俺は元からふんわり落ちる体質なので特に何をすることもなく降りる。
「…………し、死ぬ」
「生きてますぅ…………」
ベステアとアンが対照的な言葉吐き出してユニコーンとバイコーンに縋りついていた。
「ここは比較的近い。無駄口はやめたほうがいい」
「待って、ちょっと待って。お、落ち着くまで状況説明、お願い」
ベステアが胸を押さえて懇願する。
心持ち息も荒い。
「状況は見ていただろう?」
「見る余裕なんてありませんよぉ」
アンが涙目で訴えるので、俺は見たままを教えた。
「レジスタンスが山道で挟み撃ちに遭っている。
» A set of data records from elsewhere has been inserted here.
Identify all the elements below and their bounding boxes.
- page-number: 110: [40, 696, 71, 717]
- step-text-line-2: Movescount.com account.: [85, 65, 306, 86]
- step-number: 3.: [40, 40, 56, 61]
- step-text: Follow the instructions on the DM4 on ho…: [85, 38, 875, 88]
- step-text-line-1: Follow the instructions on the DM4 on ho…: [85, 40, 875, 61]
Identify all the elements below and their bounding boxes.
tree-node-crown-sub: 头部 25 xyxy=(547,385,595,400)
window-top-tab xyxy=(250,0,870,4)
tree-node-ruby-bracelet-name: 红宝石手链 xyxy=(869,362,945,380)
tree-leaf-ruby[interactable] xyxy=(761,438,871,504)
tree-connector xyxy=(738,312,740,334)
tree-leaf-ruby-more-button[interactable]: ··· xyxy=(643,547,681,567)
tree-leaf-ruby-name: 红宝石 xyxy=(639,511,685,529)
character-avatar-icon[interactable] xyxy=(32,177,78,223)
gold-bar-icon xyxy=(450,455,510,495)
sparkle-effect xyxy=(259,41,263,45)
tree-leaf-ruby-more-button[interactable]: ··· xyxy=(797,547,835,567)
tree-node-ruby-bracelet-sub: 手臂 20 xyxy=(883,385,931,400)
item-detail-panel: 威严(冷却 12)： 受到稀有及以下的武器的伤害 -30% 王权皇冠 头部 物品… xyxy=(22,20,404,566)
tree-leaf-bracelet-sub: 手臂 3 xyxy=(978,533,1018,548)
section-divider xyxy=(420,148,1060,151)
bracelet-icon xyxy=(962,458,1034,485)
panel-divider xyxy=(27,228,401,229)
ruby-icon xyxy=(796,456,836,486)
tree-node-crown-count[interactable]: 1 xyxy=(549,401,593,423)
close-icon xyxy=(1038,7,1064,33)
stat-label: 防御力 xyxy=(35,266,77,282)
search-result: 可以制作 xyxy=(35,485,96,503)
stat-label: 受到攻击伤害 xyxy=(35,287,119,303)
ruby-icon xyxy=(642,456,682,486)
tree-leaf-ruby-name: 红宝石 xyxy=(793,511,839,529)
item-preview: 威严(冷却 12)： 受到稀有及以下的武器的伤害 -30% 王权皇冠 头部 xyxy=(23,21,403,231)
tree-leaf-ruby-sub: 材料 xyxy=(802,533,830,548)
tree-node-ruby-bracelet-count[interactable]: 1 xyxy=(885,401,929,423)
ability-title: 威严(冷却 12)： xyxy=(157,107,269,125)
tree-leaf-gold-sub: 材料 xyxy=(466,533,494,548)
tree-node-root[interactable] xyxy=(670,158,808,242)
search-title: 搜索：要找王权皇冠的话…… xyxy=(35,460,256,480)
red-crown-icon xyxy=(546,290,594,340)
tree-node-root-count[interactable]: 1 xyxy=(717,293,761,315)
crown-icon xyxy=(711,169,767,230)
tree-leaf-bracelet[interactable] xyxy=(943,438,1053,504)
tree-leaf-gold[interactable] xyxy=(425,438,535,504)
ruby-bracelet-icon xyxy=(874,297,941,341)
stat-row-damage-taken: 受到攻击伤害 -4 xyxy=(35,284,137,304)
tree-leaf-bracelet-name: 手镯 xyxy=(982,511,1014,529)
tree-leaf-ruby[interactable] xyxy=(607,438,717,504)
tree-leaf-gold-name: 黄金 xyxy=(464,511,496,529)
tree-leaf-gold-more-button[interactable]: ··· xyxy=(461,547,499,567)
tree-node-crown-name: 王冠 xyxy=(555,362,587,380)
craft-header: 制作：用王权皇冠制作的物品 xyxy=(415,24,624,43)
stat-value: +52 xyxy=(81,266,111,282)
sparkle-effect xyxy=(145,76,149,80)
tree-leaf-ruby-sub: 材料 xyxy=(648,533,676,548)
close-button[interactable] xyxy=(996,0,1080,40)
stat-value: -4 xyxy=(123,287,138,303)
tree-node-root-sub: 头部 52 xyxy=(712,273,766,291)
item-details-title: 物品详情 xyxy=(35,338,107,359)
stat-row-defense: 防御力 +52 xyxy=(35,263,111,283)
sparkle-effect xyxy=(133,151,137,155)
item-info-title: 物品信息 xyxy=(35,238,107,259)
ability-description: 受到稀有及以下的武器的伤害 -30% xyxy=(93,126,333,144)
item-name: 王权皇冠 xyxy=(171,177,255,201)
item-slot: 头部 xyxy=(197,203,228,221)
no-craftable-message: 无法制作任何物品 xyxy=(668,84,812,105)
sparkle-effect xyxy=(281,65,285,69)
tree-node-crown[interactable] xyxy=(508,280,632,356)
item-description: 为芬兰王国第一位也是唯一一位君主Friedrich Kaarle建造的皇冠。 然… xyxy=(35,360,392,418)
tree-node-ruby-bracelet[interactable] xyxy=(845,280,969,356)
進行方向右手にある崖から魔法使いと弓兵がレジスタンスの前進を阻害し、後方からエネミー、人外を混成した部隊が追いこんでいる」
アルブムルナが槍のような杖で背後の人外を相手にしているが手が足りていない。
だからと言って崖上を狙いに行けばレジスタンスは瓦解する。
ティダは軍師と呼ばれる立場を守るつもりらしく全体指揮に徹していた。
そのお蔭で突出して殺されるレジスタンスはいないが現状の打開もできない状況だ。
ファナなどが指揮を執って崖上の敵の攻勢を緩めようと弓などを引かせてはいるものの、地理的優位が覆せないでいた。
「人外? それって吸血鬼?」
ベステアが何か心当たりがあるらしくすぐさま一つの種族を上げる。
「知っているのか?」
「傭兵がいるっていうのは聞いてるし、王国との戦争で敵兵だったら襲っていいって決まりで雇われに来るってのもこっちじゃよく聞くの」
「でも吸血鬼って日に当たると灰になるんじゃありませんでした? ただの言い伝えですか?」
アンが木々の途切れた場所で争う姿に首を傾げた。
吸血鬼と思しき人間とあまり変わらない姿のエネミーは、日光を見に受けても平然としている。
「日光が弱点の吸血鬼もいるが、いるな。一種類だけ吸血鬼でも太陽が効かない者が」
それはゲームにいたエネミーであり、とあるダンジョンにのみ現れる吸血鬼の亜種。
太陽神を信仰することで日の光を克服したという設定を俺が作ったエネミーだった。